The trip, during which Johnson had hoped to discuss the prospects of a closer trading partnership with India, was initially planned to run for four days but had been scaled back. The two leaders will speak remotely instead, with plans to meet in person later this year.

The cancellation came as India’s capital city region has been put under lockdown and authorities have prohibited the use of oxygen except for essential services, as the country battles a surge in coronavirus cases that is overwhelming hospitals.

India continues to set single-day records of coronavirus cases, reporting more than 273,000 new infections and 1,619 deaths on Monday, with the number of new cases growing by an average of 7 per cent a day, one of the fastest rates in any big country.

The surge is believed to be linked to a new B.1.617 variant that was first discovered in the country.

British health officials are investigating whether the variant should be reclassified from a “variant under investigation” to a “variant of concern” following the discovery of 77 cases in the UK.

“To escalate it up the ranking we need to know that it’s increased transmissibility, increased severity, or vaccine-evading, and we just don’t have that yet, but we’re looking at the data on a daily basis”, Dr Susan Hopkins, a senior medical adviser at Public Health England, said on Sunday.

Officials in Delhi announced it would impose a strict lockdown for a week, following Mumbai and other cities that have already placed curbs on movement.

States are running short of beds, drugs and oxygen, leading the central government to restrict use of the gas. “The supply of oxygen for industrial purposes by manufacturers and suppliers is prohibited forthwith from 22/04/2021 till further orders,” the central government said.

Arvind Kejriwal, chief minister of Delhi, said “oxygen has become an emergency” in the region because its quota had been diverted to other states. He warned there were “less than 100 ICU beds” available.

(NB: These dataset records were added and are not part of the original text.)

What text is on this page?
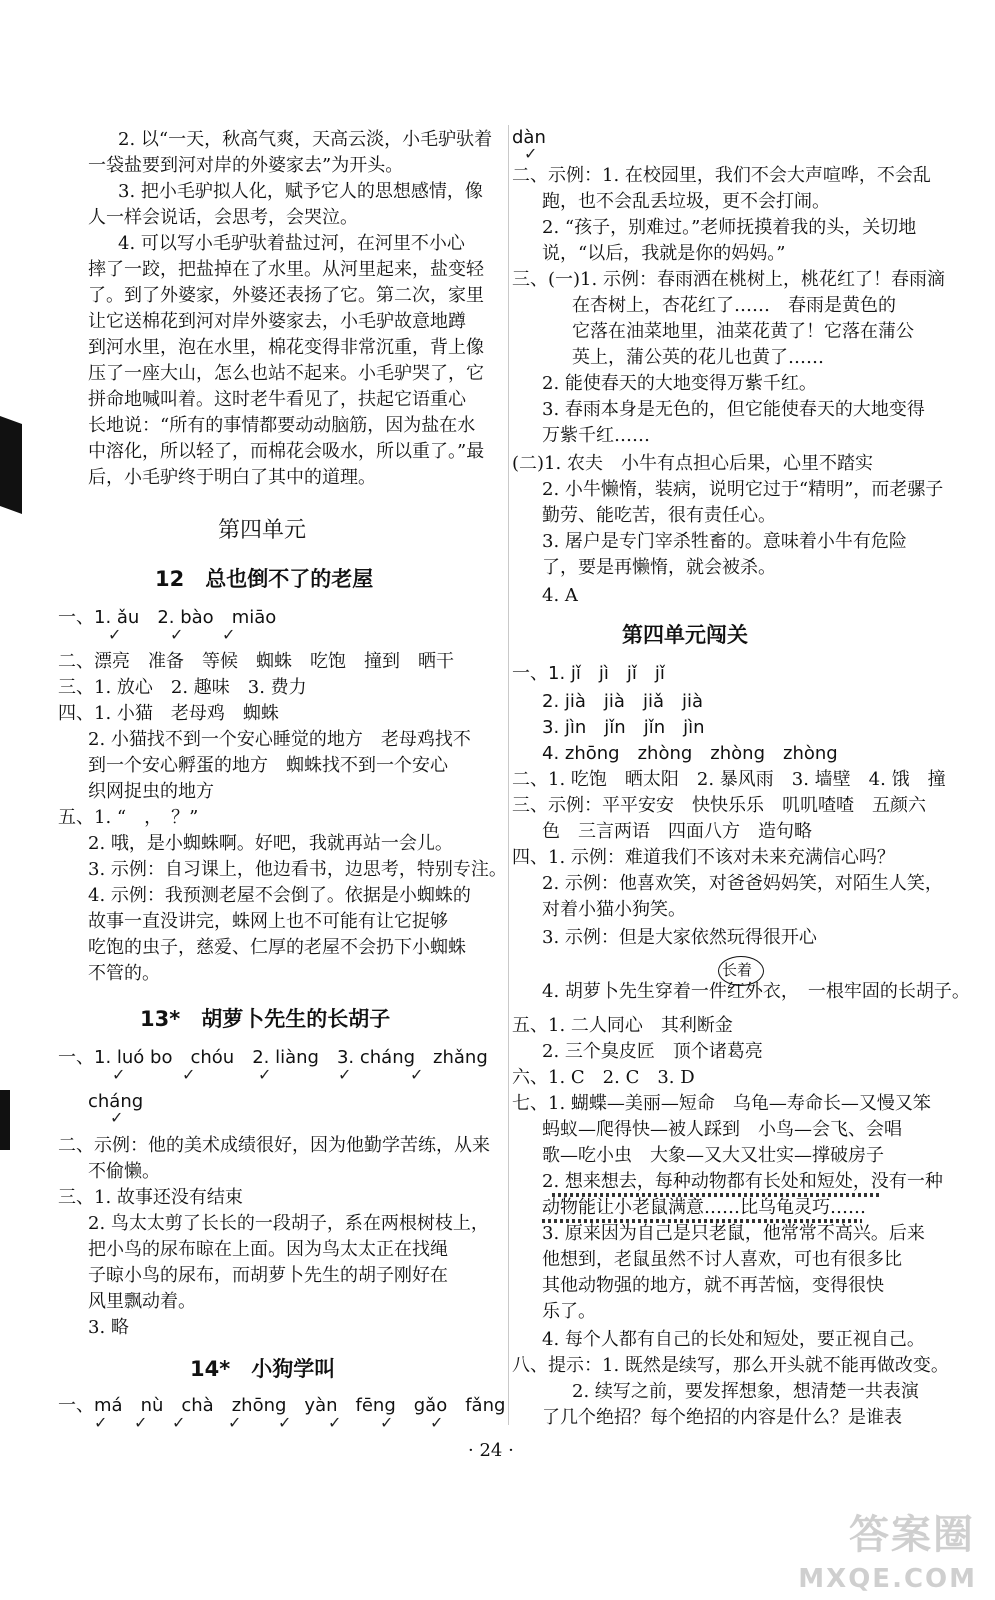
2. 以“一天，秋高气爽，天高云淡，小毛驴驮着
一袋盐要到河对岸的外婆家去”为开头。
3. 把小毛驴拟人化，赋予它人的思想感情，像
人一样会说话，会思考，会哭泣。
4. 可以写小毛驴驮着盐过河，在河里不小心
摔了一跤，把盐掉在了水里。从河里起来，盐变轻
了。到了外婆家，外婆还表扬了它。第二次，家里
让它送棉花到河对岸外婆家去，小毛驴故意地蹲
到河水里，泡在水里，棉花变得非常沉重，背上像
压了一座大山，怎么也站不起来。小毛驴哭了，它
拼命地喊叫着。这时老牛看见了，扶起它语重心
长地说：“所有的事情都要动动脑筋，因为盐在水
中溶化，所以轻了，而棉花会吸水，所以重了。”最
后，小毛驴终于明白了其中的道理。
第四单元
12　总也倒不了的老屋
一、1. ǎu　2. bào　miāo
✓	✓ ✓
二、漂亮　准备　等候　蜘蛛　吃饱　撞到　晒干
三、1. 放心　2. 趣味　3. 费力
四、1. 小猫　老母鸡　蜘蛛
2. 小猫找不到一个安心睡觉的地方　老母鸡找不
到一个安心孵蛋的地方　蜘蛛找不到一个安心
织网捉虫的地方
五、1. “　，　？”
2. 哦，是小蜘蛛啊。好吧，我就再站一会儿。
3. 示例：自习课上，他边看书，边思考，特别专注。
4. 示例：我预测老屋不会倒了。依据是小蜘蛛的
故事一直没讲完，蛛网上也不可能有让它捉够
吃饱的虫子，慈爱、仁厚的老屋不会扔下小蜘蛛
不管的。
13*　胡萝卜先生的长胡子
一、1. luó bo　chóu　2. liàng　3. cháng　zhǎng
✓	✓	✓	✓	✓
cháng
✓
二、示例：他的美术成绩很好，因为他勤学苦练，从来
不偷懒。
三、1. 故事还没有结束
2. 鸟太太剪了长长的一段胡子，系在两根树枝上，
把小鸟的尿布晾在上面。因为鸟太太正在找绳
子晾小鸟的尿布，而胡萝卜先生的胡子刚好在
风里飘动着。
3. 略
14*　小狗学叫
一、má　nù　chà　zhōng　yàn　fēng　gǎo　fǎng
✓ ✓ ✓	✓ ✓ ✓ ✓ ✓
dàn
✓
二、示例：1. 在校园里，我们不会大声喧哗，不会乱
跑，也不会乱丢垃圾，更不会打闹。
2. “孩子，别难过。”老师抚摸着我的头，关切地
说，“以后，我就是你的妈妈。”
三、(一)1. 示例：春雨洒在桃树上，桃花红了！春雨滴
在杏树上，杏花红了……　春雨是黄色的
它落在油菜地里，油菜花黄了！它落在蒲公
英上，蒲公英的花儿也黄了……
2. 能使春天的大地变得万紫千红。
3. 春雨本身是无色的，但它能使春天的大地变得
万紫千红……
(二)1. 农夫　小牛有点担心后果，心里不踏实
2. 小牛懒惰，装病，说明它过于“精明”，而老骡子
勤劳、能吃苦，很有责任心。
3. 屠户是专门宰杀牲畜的。意味着小牛有危险
了，要是再懒惰，就会被杀。
4. A
第四单元闯关
一、1. jǐ　jì　jǐ　jǐ
2. jià　jià　jiǎ　jià
3. jìn　jǐn　jǐn　jìn
4. zhōng　zhòng　zhòng　zhòng
二、1. 吃饱　晒太阳　2. 暴风雨　3. 墙壁　4. 饿　撞
三、示例：平平安安　快快乐乐　叽叽喳喳　五颜六
色　三言两语　四面八方　造句略
四、1. 示例：难道我们不该对未来充满信心吗？
2. 示例：他喜欢笑，对爸爸妈妈笑，对陌生人笑，
对着小猫小狗笑。
3. 示例：但是大家依然玩得很开心
长着
4. 胡萝卜先生穿着一件红外衣，　一根牢固的长胡子。
五、1. 二人同心　其利断金
2. 三个臭皮匠　顶个诸葛亮
六、1. C　2. C　3. D
七、1. 蝴蝶—美丽—短命　乌龟—寿命长—又慢又笨
蚂蚁—爬得快—被人踩到　小鸟—会飞、会唱
歌—吃小虫　大象—又大又壮实—撑破房子
2. 想来想去，每种动物都有长处和短处，没有一种
动物能让小老鼠满意……比乌龟灵巧……
3. 原来因为自己是只老鼠，他常常不高兴。后来
他想到，老鼠虽然不讨人喜欢，可也有很多比
其他动物强的地方，就不再苦恼，变得很快
乐了。
4. 每个人都有自己的长处和短处，要正视自己。
八、提示：1. 既然是续写，那么开头就不能再做改变。
2. 续写之前，要发挥想象，想清楚一共表演
了几个绝招？每个绝招的内容是什么？是谁表
· 24 ·
答案圈
MXQE.COM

The new restrictions have been imposed even as Prime Minister Narendra Modi and his ruling Bharatiya Janata party have hosted huge political rallies and allowed religious festivals attended by tens of thousands of maskless people in recent weeks.

Amit Shah, India’s home minister, told the Indian Express newspaper that he was “concerned” about the variant and the “surge is mainly because of the new mutants of the virus”. But he was “confident we will win” over the disease and said there was not yet a need to impose a national lockdown.

Bed shortages in India have forced authorities to re-establish emergency coronavirus hospitals in banquet halls, train stations and hotels that had been shut down following the previous peak in September. Crematoriums in the state of Gujarat and Delhi are running 24 hours a day, while cemeteries are running out of burial spaces.

Coronavirus patients have also been struggling to access medicines. More than 800 injections of remdesivir, an antiviral drug commonly used in India as part of Covid-19 treatment, were stolen from a hospital in Bhopal, Madhya Pradesh, at the weekend.

India is also facing a vaccine supply crunch and has frozen international exports of jabs to meet domestic demand. New Delhi pledged on Friday to increase monthly production of Covaxin, a vaccine made by Indian manufacturer Bharat Biotech, to 100m from 10m by September. The government also said last week that it would fast-track the approval of foreign vaccines in an attempt to boost supply and cleared Russia’s Sputnik V for use in the country.

The majority of the more than 120m Indians that have been vaccinated have received the Oxford/AstraZeneca jab manufactured by Serum Institute of India, the world’s largest manufacturer. The Serum Institute has struggled to increase its monthly capacity of more than 60m doses a month due to a fire at its plant earlier in the year and equipment supply shortages from the US.